I'm implementing a neural network with backward propagation. The weights are initialized to (-0.5, 0.5). However, after the first time the inputs are sent forward and errors and propagated back, the weights are increased to be around 1000, sometimes even 2000. (between the input layer and hidden layer)

The topology of the network consists of 3 layers: 1 input layer, 1 hidden layer, and 1 output layer. The input layer has 95 nodes, hidden layer has 3 nodes and output layer has 2 nodes. The training data set has 40,000 entries, they are normalized with their z-scores.

After seeing such high numbers I doubted my implementation, but then again, with learning rate set to 1 on the first propagation, if each entry has around (output*error)=0.25, which is reasonable, then a weight change to be about 1000 seems plausible.

Anyway, are weights in a neural network suppose to be this high?

Gracias

1
What activation function are you using?XCS
@Cristy 1/(1+e^(-input))lildoodilydo
What optimization algorithm are you using? For most of them, including the basic stochastic gradient descent, a learning rate of 1 is much, much, much too large, and your model may never converge with such a learning rate. See e.g. medium.com/octavian-ai/… for some discussion.Peteris
1 is pretty high learning rate. i suggest that you try something smaller, say .1 and see what happens.Ray Tayek

1 Answers

0
votes

A value that high isn’t necessarily a bad thing. Weights can be very high, or very low.
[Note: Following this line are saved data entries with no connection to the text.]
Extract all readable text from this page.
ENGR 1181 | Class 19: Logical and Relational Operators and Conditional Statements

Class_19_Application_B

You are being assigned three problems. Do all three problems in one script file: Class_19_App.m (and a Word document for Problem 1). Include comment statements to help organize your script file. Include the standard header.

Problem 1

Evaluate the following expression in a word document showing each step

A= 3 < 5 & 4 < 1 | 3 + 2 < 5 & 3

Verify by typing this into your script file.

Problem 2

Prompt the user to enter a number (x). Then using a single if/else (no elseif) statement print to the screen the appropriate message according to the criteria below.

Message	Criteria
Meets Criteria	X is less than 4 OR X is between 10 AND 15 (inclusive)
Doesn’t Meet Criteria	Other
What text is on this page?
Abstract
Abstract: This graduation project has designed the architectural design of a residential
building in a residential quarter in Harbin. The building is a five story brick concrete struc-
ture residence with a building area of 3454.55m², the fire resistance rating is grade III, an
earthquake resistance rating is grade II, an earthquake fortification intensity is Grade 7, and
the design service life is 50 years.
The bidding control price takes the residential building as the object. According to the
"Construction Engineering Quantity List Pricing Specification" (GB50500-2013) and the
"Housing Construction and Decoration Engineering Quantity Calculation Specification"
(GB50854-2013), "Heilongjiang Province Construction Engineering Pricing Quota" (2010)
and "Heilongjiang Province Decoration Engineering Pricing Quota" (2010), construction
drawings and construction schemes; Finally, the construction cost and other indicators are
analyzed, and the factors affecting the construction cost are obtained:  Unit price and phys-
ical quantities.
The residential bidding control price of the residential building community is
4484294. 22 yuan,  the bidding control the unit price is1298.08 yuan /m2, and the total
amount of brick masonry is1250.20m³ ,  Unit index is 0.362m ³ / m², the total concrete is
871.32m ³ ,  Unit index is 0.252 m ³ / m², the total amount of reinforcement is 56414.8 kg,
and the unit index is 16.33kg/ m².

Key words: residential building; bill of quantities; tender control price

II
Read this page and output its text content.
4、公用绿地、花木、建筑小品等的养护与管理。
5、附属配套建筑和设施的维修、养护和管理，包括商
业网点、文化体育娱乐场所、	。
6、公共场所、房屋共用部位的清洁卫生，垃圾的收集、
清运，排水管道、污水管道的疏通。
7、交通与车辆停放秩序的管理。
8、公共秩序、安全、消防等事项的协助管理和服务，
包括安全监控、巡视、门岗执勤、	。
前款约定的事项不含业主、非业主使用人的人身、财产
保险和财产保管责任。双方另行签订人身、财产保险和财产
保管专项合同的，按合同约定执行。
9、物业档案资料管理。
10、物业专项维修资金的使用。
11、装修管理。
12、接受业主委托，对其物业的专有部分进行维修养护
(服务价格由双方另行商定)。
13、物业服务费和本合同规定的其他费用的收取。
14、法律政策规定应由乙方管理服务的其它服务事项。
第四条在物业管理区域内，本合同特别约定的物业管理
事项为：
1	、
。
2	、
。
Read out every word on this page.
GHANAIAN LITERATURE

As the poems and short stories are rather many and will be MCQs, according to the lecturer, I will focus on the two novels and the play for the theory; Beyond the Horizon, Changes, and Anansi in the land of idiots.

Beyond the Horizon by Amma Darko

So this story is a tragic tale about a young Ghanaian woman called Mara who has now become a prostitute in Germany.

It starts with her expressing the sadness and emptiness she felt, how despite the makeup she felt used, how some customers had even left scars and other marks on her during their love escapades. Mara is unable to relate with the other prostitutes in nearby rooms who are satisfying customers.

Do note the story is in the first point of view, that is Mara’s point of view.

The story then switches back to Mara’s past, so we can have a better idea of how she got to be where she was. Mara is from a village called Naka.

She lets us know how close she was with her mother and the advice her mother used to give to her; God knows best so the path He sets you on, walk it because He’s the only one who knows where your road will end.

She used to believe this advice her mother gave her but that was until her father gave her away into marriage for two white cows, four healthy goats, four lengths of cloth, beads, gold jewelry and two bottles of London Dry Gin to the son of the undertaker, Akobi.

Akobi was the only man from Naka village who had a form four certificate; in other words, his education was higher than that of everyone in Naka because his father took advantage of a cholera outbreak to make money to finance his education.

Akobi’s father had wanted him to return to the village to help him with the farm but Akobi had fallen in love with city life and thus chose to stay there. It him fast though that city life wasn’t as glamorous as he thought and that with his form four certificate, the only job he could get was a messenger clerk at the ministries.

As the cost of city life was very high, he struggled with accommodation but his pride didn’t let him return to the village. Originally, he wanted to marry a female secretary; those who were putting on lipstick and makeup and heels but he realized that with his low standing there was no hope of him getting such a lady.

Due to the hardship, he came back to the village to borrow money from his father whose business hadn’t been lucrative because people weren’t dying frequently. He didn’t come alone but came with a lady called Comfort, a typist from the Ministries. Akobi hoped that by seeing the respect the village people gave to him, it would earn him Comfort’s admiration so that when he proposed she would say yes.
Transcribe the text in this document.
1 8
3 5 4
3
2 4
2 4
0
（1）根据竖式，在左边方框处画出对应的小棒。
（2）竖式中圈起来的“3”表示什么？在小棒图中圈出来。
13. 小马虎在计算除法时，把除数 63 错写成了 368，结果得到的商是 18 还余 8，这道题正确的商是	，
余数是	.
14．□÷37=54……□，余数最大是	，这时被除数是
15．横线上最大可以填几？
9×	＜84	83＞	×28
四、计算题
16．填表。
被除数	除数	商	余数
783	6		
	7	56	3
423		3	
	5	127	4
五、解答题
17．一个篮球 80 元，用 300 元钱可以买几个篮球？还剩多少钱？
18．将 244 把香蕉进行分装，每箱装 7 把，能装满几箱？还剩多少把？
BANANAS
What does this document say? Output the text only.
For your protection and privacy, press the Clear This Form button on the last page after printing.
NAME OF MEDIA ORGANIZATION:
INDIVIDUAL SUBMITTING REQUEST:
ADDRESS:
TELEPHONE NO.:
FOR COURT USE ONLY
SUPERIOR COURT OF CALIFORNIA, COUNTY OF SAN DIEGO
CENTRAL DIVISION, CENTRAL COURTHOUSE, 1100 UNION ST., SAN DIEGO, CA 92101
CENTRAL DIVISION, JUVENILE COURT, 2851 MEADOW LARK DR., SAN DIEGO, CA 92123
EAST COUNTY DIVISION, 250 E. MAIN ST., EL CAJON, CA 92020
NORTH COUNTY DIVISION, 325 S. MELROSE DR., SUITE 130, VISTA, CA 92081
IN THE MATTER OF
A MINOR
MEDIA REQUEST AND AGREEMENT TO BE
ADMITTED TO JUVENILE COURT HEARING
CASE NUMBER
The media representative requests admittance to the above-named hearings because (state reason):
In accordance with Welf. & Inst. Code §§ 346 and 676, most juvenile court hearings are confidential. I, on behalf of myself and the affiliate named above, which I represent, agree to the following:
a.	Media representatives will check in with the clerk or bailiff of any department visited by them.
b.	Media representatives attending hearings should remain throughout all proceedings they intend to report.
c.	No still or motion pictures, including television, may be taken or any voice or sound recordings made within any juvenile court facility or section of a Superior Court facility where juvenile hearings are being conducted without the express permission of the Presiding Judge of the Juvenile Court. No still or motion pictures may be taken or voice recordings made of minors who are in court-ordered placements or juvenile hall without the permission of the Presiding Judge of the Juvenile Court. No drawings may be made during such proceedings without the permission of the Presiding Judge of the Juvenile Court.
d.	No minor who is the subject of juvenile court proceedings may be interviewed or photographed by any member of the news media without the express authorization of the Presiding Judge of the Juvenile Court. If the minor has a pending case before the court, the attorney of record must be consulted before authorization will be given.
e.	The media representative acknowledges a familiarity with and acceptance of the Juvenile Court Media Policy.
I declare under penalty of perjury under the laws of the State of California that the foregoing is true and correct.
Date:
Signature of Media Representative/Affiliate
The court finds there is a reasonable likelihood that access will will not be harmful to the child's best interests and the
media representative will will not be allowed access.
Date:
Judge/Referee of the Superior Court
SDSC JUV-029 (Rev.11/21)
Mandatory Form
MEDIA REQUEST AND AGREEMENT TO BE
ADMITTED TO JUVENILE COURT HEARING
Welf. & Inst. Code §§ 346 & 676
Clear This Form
They can even be zero!

Let’s say that you have two classes: A & B

Inputs for A classes are typically always around 0.00001. Values for B classes are the same, but some input values are around 0.001.

The input to a node is w * x

A) 0.00001 * 1000 = 0.001
B) 0.001 * 1000 = 1

When you feed outputs like A into sigmoid (your activation function), you near enough get a zero result. The signal dies.

But for outputs like B going into a sigmoid function, you get a larger value out (unsure off hand, but probably around 1). So the signal is propagated forward.

The values of your weights depend on many things:

  • the data
  • the problem being solved
  • your activation function choices
  • the number of neurons in each layer
  • the number of layers
  • the value of other weights!